The drawn out battle over the Supreme Court shows the first time that the high court has become a partisan issue. Previously the court had been more highly regarded and politics were far rarer in this arena.
This new judge does little to change the status quo of the court a year ago when Antonin Scalia still sat on the bench. But going forward the next few justice picks could elicit a bigger battle. As liberals Ruth Bader Ginsburg and Stephen Breyer step closer to the end of their judgeship's concerns lie over the ability of the Senate to agree on viable options when the time comes.
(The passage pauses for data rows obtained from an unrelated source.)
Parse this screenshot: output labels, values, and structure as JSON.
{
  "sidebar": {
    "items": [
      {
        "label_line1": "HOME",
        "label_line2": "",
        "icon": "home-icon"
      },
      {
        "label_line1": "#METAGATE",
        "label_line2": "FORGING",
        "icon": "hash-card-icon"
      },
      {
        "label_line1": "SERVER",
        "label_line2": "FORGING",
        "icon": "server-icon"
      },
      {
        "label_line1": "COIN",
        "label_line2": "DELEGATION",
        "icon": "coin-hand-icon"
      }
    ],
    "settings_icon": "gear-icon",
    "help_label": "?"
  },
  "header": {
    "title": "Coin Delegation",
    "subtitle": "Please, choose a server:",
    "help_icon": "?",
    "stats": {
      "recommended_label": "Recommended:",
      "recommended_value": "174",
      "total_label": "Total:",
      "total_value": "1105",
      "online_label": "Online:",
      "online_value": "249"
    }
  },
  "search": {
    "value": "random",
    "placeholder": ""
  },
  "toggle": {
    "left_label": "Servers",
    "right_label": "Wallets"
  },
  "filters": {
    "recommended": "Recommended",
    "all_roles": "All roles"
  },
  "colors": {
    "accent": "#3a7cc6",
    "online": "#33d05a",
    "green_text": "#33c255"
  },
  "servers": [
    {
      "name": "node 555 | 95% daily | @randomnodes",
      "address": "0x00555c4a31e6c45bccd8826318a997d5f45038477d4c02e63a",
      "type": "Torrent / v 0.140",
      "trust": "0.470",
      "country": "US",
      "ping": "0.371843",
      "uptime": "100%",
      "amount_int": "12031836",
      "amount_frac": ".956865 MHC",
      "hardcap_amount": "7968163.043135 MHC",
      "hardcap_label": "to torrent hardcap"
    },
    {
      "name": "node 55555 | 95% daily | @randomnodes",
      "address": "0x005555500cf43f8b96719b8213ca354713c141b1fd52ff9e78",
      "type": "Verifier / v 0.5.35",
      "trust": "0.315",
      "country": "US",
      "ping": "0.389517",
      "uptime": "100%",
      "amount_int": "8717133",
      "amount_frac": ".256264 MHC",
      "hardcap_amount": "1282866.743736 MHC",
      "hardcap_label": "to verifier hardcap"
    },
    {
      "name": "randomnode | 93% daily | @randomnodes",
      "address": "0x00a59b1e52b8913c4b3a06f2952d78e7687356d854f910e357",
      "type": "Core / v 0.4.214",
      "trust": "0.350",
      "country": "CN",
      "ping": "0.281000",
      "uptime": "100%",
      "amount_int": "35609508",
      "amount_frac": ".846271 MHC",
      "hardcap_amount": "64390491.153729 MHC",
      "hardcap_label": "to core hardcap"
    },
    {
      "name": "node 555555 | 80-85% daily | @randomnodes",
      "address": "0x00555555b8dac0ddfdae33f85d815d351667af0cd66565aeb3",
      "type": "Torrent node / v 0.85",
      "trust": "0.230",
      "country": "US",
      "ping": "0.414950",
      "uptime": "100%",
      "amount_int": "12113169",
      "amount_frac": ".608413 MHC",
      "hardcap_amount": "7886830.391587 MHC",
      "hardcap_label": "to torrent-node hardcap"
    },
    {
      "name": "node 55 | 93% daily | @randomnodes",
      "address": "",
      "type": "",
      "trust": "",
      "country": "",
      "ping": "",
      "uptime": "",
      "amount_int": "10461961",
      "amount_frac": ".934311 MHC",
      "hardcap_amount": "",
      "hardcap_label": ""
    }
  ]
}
With the future uncertain many lawmakers need to be looking ahead with a plan on replacing these judges. The likelihood of the Senate changing power could be likely in 2018 or 2020 and the use of the nuclear option gives the power to that simple majority to pick the Justices.
The rule change means that people’s votes may have more power based upon the Senators that they vote for. Because this new precedent with Gorsuch means that Democrat Senators going forward, and Republican Senators going forward will almost always side with a Justice that aligns with their views and won’t vote for someone from the other side as we saw with most Democrats this go round.
Be prepared for a very strong fight in the Senate for the next seat on the bench.